I feel old: a brief review of Nintendo Wii

Plently of people in the gaming industry media have weighed in heavily on the Nintendo Wii, but who cares? Ignore all reviews except this one, because I’m going to give you the best review of the Wii … EVER.
Here it is: Find someone that owns a Wii. Go over to his/her house. Play “Wii Sports.”
Trust me, it’s the best review that can be done. It doesn’t matter how much you’ve read about the Wii or how many of your friends have told you “Oh, dude, it’s awesome!” Screw that. Get off your duff and befriend, beg or threaten people you know until you can hold that wonderful controller in your hand and play it.
I had the opportunity by near accident this past break to play a friend of a friend’s Wii, and after about 30 minutes of Wii Sports, I’m convinced this console is the most fun I’ve had gaming in a long time.
Nintendo has never really been about making high-end, heavy duty graphics machines. They don’t have some HD-DVD player crammed into their box or some absurdly expensive processor. Instead, they thought “Hey, what’s fun about playing games?” Notice: “games” not “video games.”

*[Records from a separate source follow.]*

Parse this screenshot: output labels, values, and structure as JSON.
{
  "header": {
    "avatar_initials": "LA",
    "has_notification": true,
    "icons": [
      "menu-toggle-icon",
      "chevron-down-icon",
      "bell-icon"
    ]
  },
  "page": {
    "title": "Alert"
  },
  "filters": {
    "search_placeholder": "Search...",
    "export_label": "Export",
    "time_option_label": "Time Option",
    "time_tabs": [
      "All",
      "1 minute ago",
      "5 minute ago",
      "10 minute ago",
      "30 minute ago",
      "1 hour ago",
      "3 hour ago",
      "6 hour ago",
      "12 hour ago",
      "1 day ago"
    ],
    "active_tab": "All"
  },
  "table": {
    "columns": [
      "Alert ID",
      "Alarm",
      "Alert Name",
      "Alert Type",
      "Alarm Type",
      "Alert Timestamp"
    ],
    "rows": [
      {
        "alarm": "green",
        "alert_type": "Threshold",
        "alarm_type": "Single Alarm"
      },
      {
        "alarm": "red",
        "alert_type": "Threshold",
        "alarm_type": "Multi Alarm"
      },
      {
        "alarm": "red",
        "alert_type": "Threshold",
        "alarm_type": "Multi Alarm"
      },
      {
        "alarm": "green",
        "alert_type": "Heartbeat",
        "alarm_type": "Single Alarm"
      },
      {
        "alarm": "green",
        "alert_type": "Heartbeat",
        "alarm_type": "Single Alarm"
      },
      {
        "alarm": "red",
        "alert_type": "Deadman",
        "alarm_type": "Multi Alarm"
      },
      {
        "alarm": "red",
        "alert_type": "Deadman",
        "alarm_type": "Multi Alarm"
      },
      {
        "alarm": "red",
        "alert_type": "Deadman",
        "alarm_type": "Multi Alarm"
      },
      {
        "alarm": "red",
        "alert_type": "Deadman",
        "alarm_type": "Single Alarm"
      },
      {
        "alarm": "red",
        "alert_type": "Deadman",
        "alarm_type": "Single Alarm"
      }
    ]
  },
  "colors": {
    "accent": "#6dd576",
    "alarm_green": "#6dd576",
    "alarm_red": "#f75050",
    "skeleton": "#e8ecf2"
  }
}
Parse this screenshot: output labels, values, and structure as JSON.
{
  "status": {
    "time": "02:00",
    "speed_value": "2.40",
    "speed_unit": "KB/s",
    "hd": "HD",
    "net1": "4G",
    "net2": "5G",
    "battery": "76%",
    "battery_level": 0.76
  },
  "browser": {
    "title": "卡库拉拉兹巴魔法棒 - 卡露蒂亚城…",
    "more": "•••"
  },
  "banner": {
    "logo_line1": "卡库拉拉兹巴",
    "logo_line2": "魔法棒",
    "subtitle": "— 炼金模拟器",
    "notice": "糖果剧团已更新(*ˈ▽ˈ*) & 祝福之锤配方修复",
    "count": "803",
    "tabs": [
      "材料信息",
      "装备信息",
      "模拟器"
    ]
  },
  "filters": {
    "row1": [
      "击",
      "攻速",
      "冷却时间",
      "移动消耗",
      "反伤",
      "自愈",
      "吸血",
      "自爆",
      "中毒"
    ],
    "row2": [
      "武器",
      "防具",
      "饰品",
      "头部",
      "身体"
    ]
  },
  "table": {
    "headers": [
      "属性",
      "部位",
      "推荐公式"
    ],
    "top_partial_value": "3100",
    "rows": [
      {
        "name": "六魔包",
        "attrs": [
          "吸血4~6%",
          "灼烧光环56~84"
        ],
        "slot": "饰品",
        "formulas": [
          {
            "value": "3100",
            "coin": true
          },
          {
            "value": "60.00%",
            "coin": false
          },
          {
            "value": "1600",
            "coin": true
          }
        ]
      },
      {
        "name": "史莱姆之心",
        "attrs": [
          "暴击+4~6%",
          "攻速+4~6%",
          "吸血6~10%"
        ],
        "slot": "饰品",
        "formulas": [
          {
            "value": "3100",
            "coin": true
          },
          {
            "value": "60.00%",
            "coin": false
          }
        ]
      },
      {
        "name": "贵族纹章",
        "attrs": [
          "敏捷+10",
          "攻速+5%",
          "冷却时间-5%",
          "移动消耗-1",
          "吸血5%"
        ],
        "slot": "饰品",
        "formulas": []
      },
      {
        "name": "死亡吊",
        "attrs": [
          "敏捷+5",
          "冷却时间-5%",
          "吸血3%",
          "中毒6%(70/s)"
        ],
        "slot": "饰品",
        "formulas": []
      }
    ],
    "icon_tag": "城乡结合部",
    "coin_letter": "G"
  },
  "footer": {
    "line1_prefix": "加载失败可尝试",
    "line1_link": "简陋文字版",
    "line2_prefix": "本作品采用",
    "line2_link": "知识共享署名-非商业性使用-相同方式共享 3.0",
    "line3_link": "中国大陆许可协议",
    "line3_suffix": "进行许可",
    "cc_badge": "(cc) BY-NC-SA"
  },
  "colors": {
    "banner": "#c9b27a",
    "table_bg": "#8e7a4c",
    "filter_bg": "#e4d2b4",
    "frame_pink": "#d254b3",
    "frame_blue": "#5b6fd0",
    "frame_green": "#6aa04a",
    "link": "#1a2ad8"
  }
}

It’s like going back to the arcade when you were a kid. Sure, you went to the Pac Man and Asteroids, but you also probably did some skeeball or maybe played some version of Whack-a-mole. What was fun about the arcade was getting out all of that aggressive energy you had as a kid. Throwing stuff. Smashing things.
Well, guess what the Wii lets you do. You can throw the remote and smash your TV, should you so choose. But the concept is the same. The folks at Nintendo did a delightful job of thinking about gaming as something that you actively participate in, not passively react to. It’s more competitive and it’s damned innovative for a console.
And I love it.
It’s like going to an arcade these days and seeing the most random people on a Dance Dance Revolution machine. Moving their feet around in synchronization with moving arrows across the screen in perfect harmony. You might first think, “Wow, that looks dumb.” And then you try it and think “Damned arrows!” and you get addicted to it because of the competition it drives in you. The Wii is just like that, except with your arms and in the comfort of your own home — plus a few extra buttons.
Wii Sports has this great feature that lets you do a fitness test by completing a series of games. It determined I was 70 years old, much to the laughter of my friends as they saw me completely fail at Wii bowling.
The best thing about the Wii is that I think it’s the kind of video game console that non-gamers could actually get into. It’s a bridge to an older generation. It works as a get-together game with friends. I dare say that it makes gaming a social activity.
The Wii is a step up. It ignores the traditional “gaming experience” that console games typically try to introduce with amazing graphics, ambient surround sound and multiplayer deathmatches and instead says “Hey, want to be a kid again?”
I do. I want to be a kid. I want a Wii.